One important factor that helped me continue was the continuous support and guidance of Dr. Nellie. Her feedback, encouragement, and clarifications throughout the course helped reduce confusion and made the learning process more manageable. Whenever I faced technical difficulties or felt uncertain about the next steps, her support encouraged me to continue exploring and learning rather than giving up.

Despite the challenges, the experience became an important learning opportunity. Through continuous practice, exploration, and reflection, I gradually became more confident using Moodle and AI-supported educational tools. I realized that online course development requires not only technical skills, but also patience, adaptability, organization, and reflective thinking.

Overall, this experience helped me better understand how AI can support online teaching when combined with thoughtful instructional design and meaningful learner interaction. It also strengthened my confidence in creating more engaging, organized, and learner-centered digital learning environments in the future.

Here is my video:

In reply to janet ayoub

Showcase Coursework (Week 4)

by Dr. Nellie Deutsch -

Hi Janet,

Thank you for sharing such a thoughtful and honest reflection.

You have described your learning journey beautifully. It is wonderful to see how you moved from having limited hands-on experience with Moodle to creating your own course, “Academic Writing and Speaking Skills,” with clear goals for first-year undergraduate students. Your focus on writing, speaking, communication, critical thinking, discussions, presentations, quizzes, peer feedback, and reflection shows that you are thinking carefully about both course design and learner engagement.

I also appreciate the way you explored different AI tools such as Claude, Gemini, Microsoft Copilot, Perplexity, Canva Course, and Coursebox.
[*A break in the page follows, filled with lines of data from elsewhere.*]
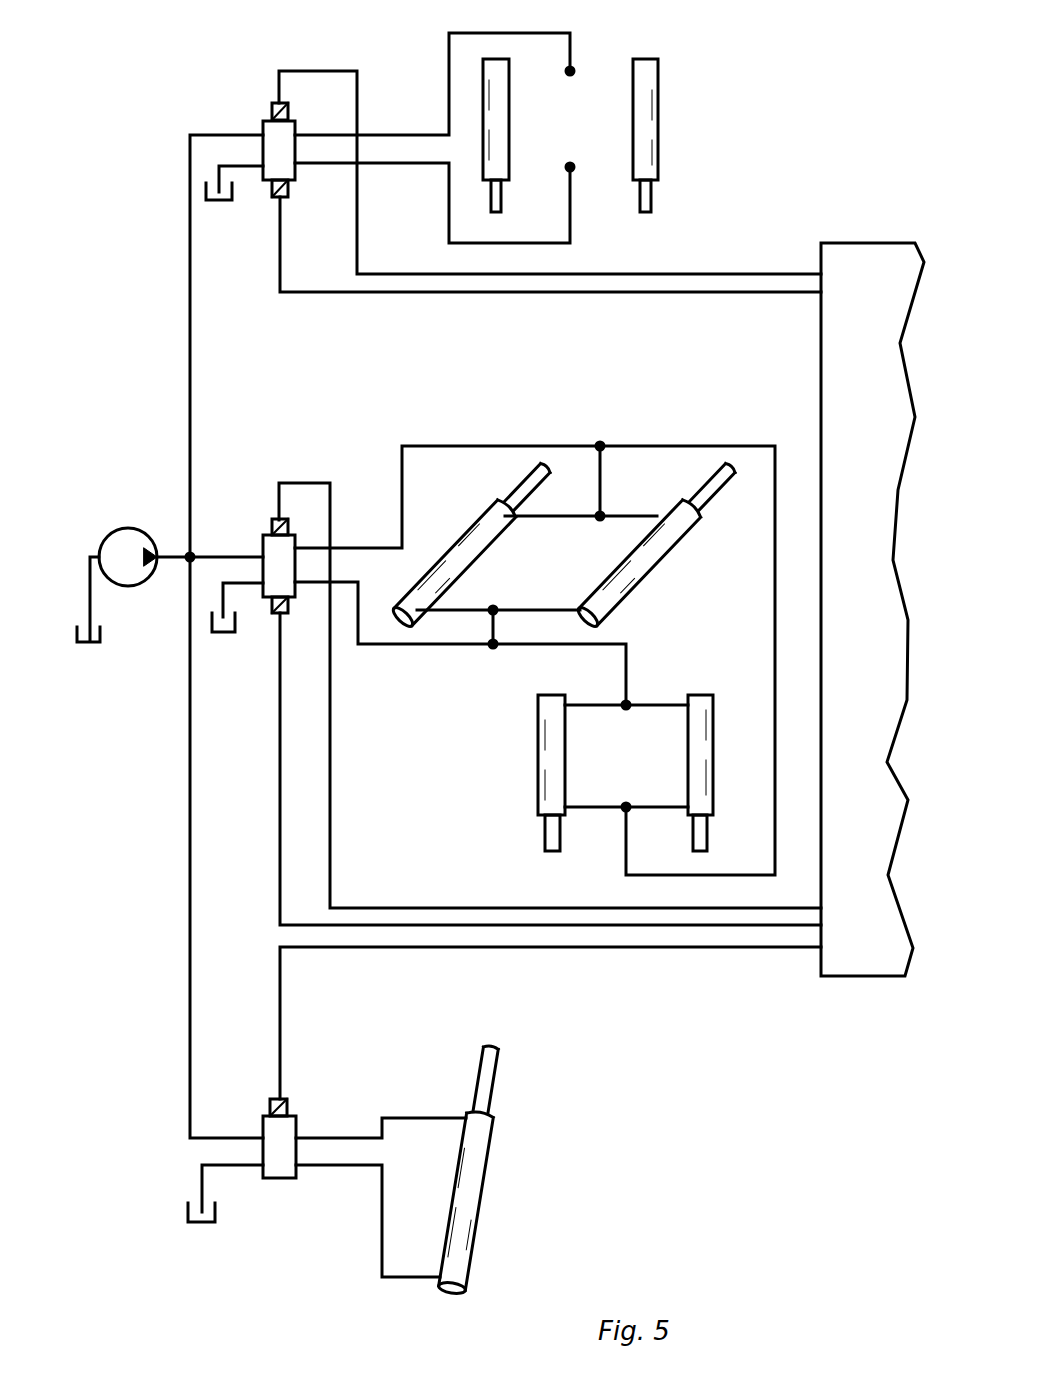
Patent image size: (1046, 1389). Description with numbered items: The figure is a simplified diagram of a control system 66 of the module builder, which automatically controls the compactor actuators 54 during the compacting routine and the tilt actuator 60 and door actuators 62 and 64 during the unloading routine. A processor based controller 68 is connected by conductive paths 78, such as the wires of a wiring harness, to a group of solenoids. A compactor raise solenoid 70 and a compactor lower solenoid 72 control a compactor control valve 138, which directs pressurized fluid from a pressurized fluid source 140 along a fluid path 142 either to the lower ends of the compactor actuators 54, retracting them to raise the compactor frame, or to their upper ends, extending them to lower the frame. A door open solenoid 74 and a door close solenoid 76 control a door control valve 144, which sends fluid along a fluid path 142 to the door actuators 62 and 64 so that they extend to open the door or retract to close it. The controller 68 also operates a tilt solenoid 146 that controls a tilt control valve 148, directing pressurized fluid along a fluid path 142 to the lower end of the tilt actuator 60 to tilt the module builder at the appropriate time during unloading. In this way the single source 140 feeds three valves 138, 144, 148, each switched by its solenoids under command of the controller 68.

The compactor actuators 54 is at (633, 125).
The tilt actuator 60 is at (482, 1207).
The door actuators 62 is at (612, 572).
The door actuators 64 is at (688, 755).
The control system 66 is at (153, 192).
The processor based controller 68 is at (841, 329).
The compactor raise solenoid 70 is at (272, 109).
The compactor lower solenoid 72 is at (272, 192).
The door open solenoid 74 is at (272, 526).
The door close solenoid 76 is at (272, 612).
The conductive paths 78 is at (320, 71).
The compactor control valve 138 is at (297, 128).
The pressurized fluid source 140 is at (128, 528).
The fluid path 142 is at (397, 136).
The door control valve 144 is at (296, 536).
The tilt solenoid 146 is at (288, 1108).
The tilt control valve 148 is at (282, 1180).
Using these tools to organize modules, generate ideas, structure outcomes, and think creatively about online learning is exactly the kind of exploration that helps teachers grow in confidence and skill.
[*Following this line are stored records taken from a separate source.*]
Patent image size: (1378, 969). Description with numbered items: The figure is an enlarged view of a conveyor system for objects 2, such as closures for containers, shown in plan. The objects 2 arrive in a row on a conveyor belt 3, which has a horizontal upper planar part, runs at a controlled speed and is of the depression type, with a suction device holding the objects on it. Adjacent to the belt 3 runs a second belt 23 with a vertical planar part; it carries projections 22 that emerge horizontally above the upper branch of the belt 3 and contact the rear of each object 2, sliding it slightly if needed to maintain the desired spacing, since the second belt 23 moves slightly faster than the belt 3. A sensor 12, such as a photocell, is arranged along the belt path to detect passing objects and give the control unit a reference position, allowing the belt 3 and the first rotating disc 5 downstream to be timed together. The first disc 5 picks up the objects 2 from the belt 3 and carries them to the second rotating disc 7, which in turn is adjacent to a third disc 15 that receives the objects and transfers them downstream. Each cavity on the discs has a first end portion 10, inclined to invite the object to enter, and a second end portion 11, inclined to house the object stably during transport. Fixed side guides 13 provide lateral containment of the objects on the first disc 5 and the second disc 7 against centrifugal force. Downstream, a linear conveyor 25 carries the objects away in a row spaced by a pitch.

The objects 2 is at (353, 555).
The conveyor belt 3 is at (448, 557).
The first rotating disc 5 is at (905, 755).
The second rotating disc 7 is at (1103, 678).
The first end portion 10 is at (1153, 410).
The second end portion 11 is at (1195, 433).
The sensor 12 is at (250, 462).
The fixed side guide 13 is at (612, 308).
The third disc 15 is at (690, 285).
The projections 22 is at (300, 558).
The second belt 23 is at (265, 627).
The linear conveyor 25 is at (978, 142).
Your challenges with Moodle settings, weekly sections, resources, badges, certificates, course completion, and AI-generated images are very understandable. Moodle can feel overwhelming at first, especially when everything is new. What matters is that you did not give up. You continued practicing, asking questions, reflecting, and improving your course step by step.

I am so glad that the support and feedback helped you continue. You should feel proud of your progress. You have shown patience, adaptability, persistence, and reflective thinking. These are very important qualities for online course development.

You should be very proud of your accomplishments in the course. Human interaction is key to learning. Thank you for your kind words.